De speech van Arie Slob uitgesproken op het congres 14 MEI 2011

2009 Arie Slobzaterdag 14 mei 2011 22:20

Arie Slob heeft, als nieuwe fractievoorzitter en politiek leider van de ChristenUnie, vandaag voor het eerst het congres toegesproken. Hieronder vindt u de tekst van zijn toespraak.

Hier ben ik (Here I am). Dat zingt Martin Smith, de leadzanger van de voormalige Britse gospelband Delirious in het prachtige nummer ‘Majesty’. Dit muzieknummer gaat al enige weken door mijn hoofd. En dat kan geen toeval zijn.

Hier ben ik. Ik heb me met overtuiging - na het aangekondigde vertrek van André Rouvoet - beschikbaar gesteld als voorzitter van de Tweede Kamerfractie van de ChristenUnie. Ik dank Joel, Esmé, Cynthia en Carola voor de steun en het vertrouwen dat ik daarin van hen heb ontvangen. En die dank wil ik ook overbrengen aan het landelijk bestuur van de ChristenUnie.

Ik besef dat ik mijn werk niet in eigen kracht kan doen. Daarom helpt het mij dat ik boven alles tegen mijn Hemelse Vader kán en mág zeggen:  hier ben ik.  Ik weet mij – ook in mijn nieuwe verantwoordelijkheid - een instrument in Uw hand. En met Martin Smith van Delirious zeg ik: “Majesty, Majesty. Your grace has found me just as I am. Empty handed, but alive in your hands”.

Dat is een geweldig rijke en bemoedigende boodschap. Niet alleen voor mij, maar ook voor u, voor jou, voor ons allemaal.
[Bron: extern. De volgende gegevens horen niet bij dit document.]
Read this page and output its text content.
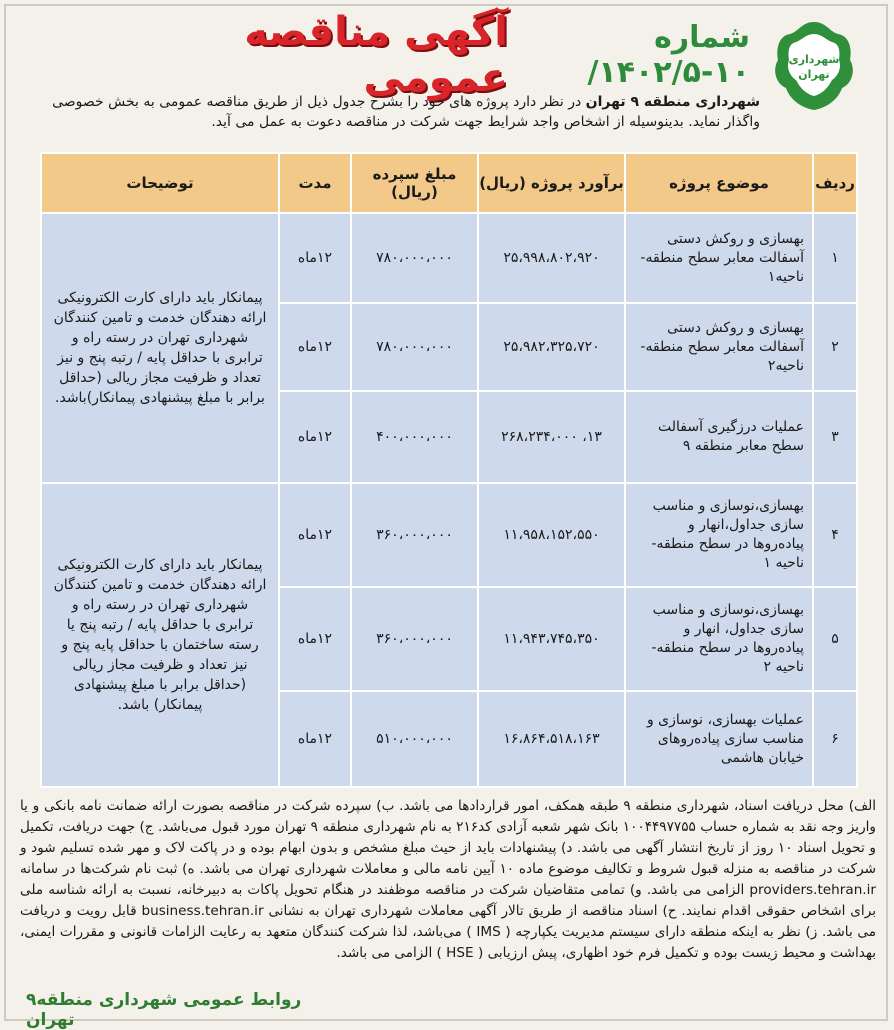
شهرداری
تهران
آگهی مناقصه عمومی
شماره ۱۰-۱۴۰۲/۵/
شهرداری منطقه ۹ تهران در نظر دارد پروژه های خود را بشرح جدول ذیل از طریق مناقصه عمومی به بخش خصوصی واگذار نماید. بدینوسیله از اشخاص واجد شرایط جهت شرکت در مناقصه دعوت به عمل می آید.
ردیف	موضوع پروژه	برآورد پروژه (ریال)	مبلغ سپرده (ریال)	مدت	توضیحات
۱	بهسازی و روکش دستی آسفالت معابر سطح منطقه-ناحیه۱	۲۵،۹۹۸،۸۰۲،۹۲۰	۷۸۰،۰۰۰،۰۰۰	۱۲ماه	پیمانکار باید دارای کارت الکترونیکی ارائه دهندگان خدمت و تامین کنندگان شهرداری تهران در رسته راه و ترابری با حداقل پایه / رتبه پنج و نیز تعداد و ظرفیت مجاز ریالی (حداقل برابر با مبلغ پیشنهادی پیمانکار)باشد.
۲	بهسازی و روکش دستی آسفالت معابر سطح منطقه-ناحیه۲	۲۵،۹۸۲،۳۲۵،۷۲۰	۷۸۰،۰۰۰،۰۰۰	۱۲ماه	
۳	عملیات درزگیری آسفالت سطح معابر منطقه ۹	۱۳، ۲۶۸،۲۳۴،۰۰۰	۴۰۰،۰۰۰،۰۰۰	۱۲ماه	
۴	بهسازی،نوسازی و مناسب سازی جداول،انهار و پیاده‌روها در سطح منطقه-ناحیه ۱	۱۱،۹۵۸،۱۵۲،۵۵۰	۳۶۰،۰۰۰،۰۰۰	۱۲ماه	پیمانکار باید دارای کارت الکترونیکی ارائه دهندگان خدمت و تامین کنندگان شهرداری تهران در رسته راه و ترابری با حداقل پایه / رتبه پنج یا رسته ساختمان با حداقل پایه پنج و نیز تعداد و ظرفیت مجاز ریالی (حداقل برابر با مبلغ پیشنهادی پیمانکار) باشد.
۵	بهسازی،نوسازی و مناسب سازی جداول، انهار و پیاده‌روها در سطح منطقه-ناحیه ۲	۱۱،۹۴۳،۷۴۵،۳۵۰	۳۶۰،۰۰۰،۰۰۰	۱۲ماه	
۶	عملیات بهسازی، نوسازی و مناسب سازی پیاده‌روهای خیابان هاشمی	۱۶،۸۶۴،۵۱۸،۱۶۳	۵۱۰،۰۰۰،۰۰۰	۱۲ماه	
الف) محل دریافت اسناد، شهرداری منطقه ۹ طبقه همکف، امور قراردادها می باشد. ب) سپرده شرکت در مناقصه بصورت ارائه ضمانت نامه بانکی و یا واریز وجه نقد به شماره حساب ۱۰۰۴۴۹۷۷۵۵ بانک شهر شعبه آزادی کد۲۱۶ به نام شهرداری منطقه ۹ تهران مورد قبول می‌باشد. ج) جهت دریافت، تکمیل و تحویل اسناد ۱۰ روز از تاریخ انتشار آگهی می باشد. د) پیشنهادات باید از حیث مبلغ مشخص و بدون ابهام بوده و در پاکت لاک و مهر شده تسلیم شود و شرکت در مناقصه به منزله قبول شروط و تکالیف موضوع ماده ۱۰ آیین نامه مالی و معاملات شهرداری تهران می باشد. ه) ثبت نام شرکت‌ها در سامانه providers.tehran.ir الزامی می باشد. و) تمامی متقاضیان شرکت در مناقصه موظفند در هنگام تحویل پاکات به دبیرخانه، نسبت به ارائه شناسه ملی برای اشخاص حقوقی اقدام نمایند. ح) اسناد مناقصه از طریق تالار آگهی معاملات شهرداری تهران به نشانی business.tehran.ir قابل رویت و دریافت می باشد. ز) نظر به اینکه منطقه دارای سیستم مدیریت یکپارچه ( IMS ) می‌باشد، لذا شرکت کنندگان متعهد به رعایت الزامات قانونی و مقررات ایمنی، بهداشت و محیط زیست بوده و تکمیل فرم خود اظهاری، پیش ارزیابی ( HSE ) الزامی می باشد.
روابط عمومی شهرداری منطقه۹ تهران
Als betrokkenen bij de ChristenUnie die politiek willen bedrijven bij een open Bijbel en onze politieke keuzes willen maken als navolgers van Jezus Christus. U en ik, wij, staan voor een politiek en doen ons werk vanuit een diepe overtuiging dat in de dienst aan God en de dienst aan de naaste iets opbloeit van het goede leven.

Weet u nog hoe we dat vorig jaar in ons verkiezingsprogramma hebben opgeschreven? Ik citeer. “De politiek van de ChristenUnie is politiek van geloof en hoop. Geloof dat God ons de weg wijst en trouw blijft. Hoop op bevrijding van geknechte mensen en op een nieuwe start voor een ontspoorde samenleving”. En vanuit dat geloof, die hoop, zetten we ons in voor een bloeiende samenleving, voor een duurzame economie en voor een dienstbare overheid.

Dat was, Egbert Schuurman, ook altijd jouw verlangen, jouw inzet, jouw streven. Al die 28 jaar dat je in de senaat trouw je werk hebt gedaan. Diep respect voor het werk dat je verricht hebt. En dat zelfde respect geldt voor Remmelt de Boer, die jarenlang politiek actief is geweest als raadslid en wethouder  in Kampen en de laatste jaren als Eerste Kamerlid, en ook voor Flora Lagerwerf, die evenals Remmelt, in mei afscheid zal nemen. Maar ik denk ook aan al onze inmiddels oud-gedeputeerden. Dank voor jullie bevlogenheid, jullie betrokkenheid en grote inzet in de afgelopen jaren. Zij verdienen een groot applaus.

Ik kijk nu naar André Rouvoet. André, goede vriend, wat zullen we jou gaan missen. We kijken met dankbaarheid terug op je werk als Kamerlid, fractievoorzitter, lijsttrekker en niet te vergeten als dienaar van de Kroon. Wat dat laatste betreft. Diep, diep respect, André, voor de wijze waarop jij, samen met Eimert en Tineke, inhoud aan die grote verantwoordelijk hebt gegeven.

Het waren politieke tropenjaren. Onder jouw leiding heeft de ChristenUnie laten zien niet weg te lopen voor het nemen van een deze zware verantwoordelijkheid. Onder jouw leiding zijn we als kleinste coalitiepartner, die voor het eerst regeringsverantwoordelijkheid droeg, overeind gebleven in een coalitie waar in het bijzonder tussen CDA en PvdA vaak veel animositeit was. Dat viel deze week ook weer op in interviews met oud-bewindspersonen als Verburg en Balkenende. Het is goed als straatjes worden schoongeveegd, maar concentreer je dan allereerst op het vuil op je eigen stoepje. André, jouw reactie op het rapport van de commissie Schipper is daarin een voorbeeld.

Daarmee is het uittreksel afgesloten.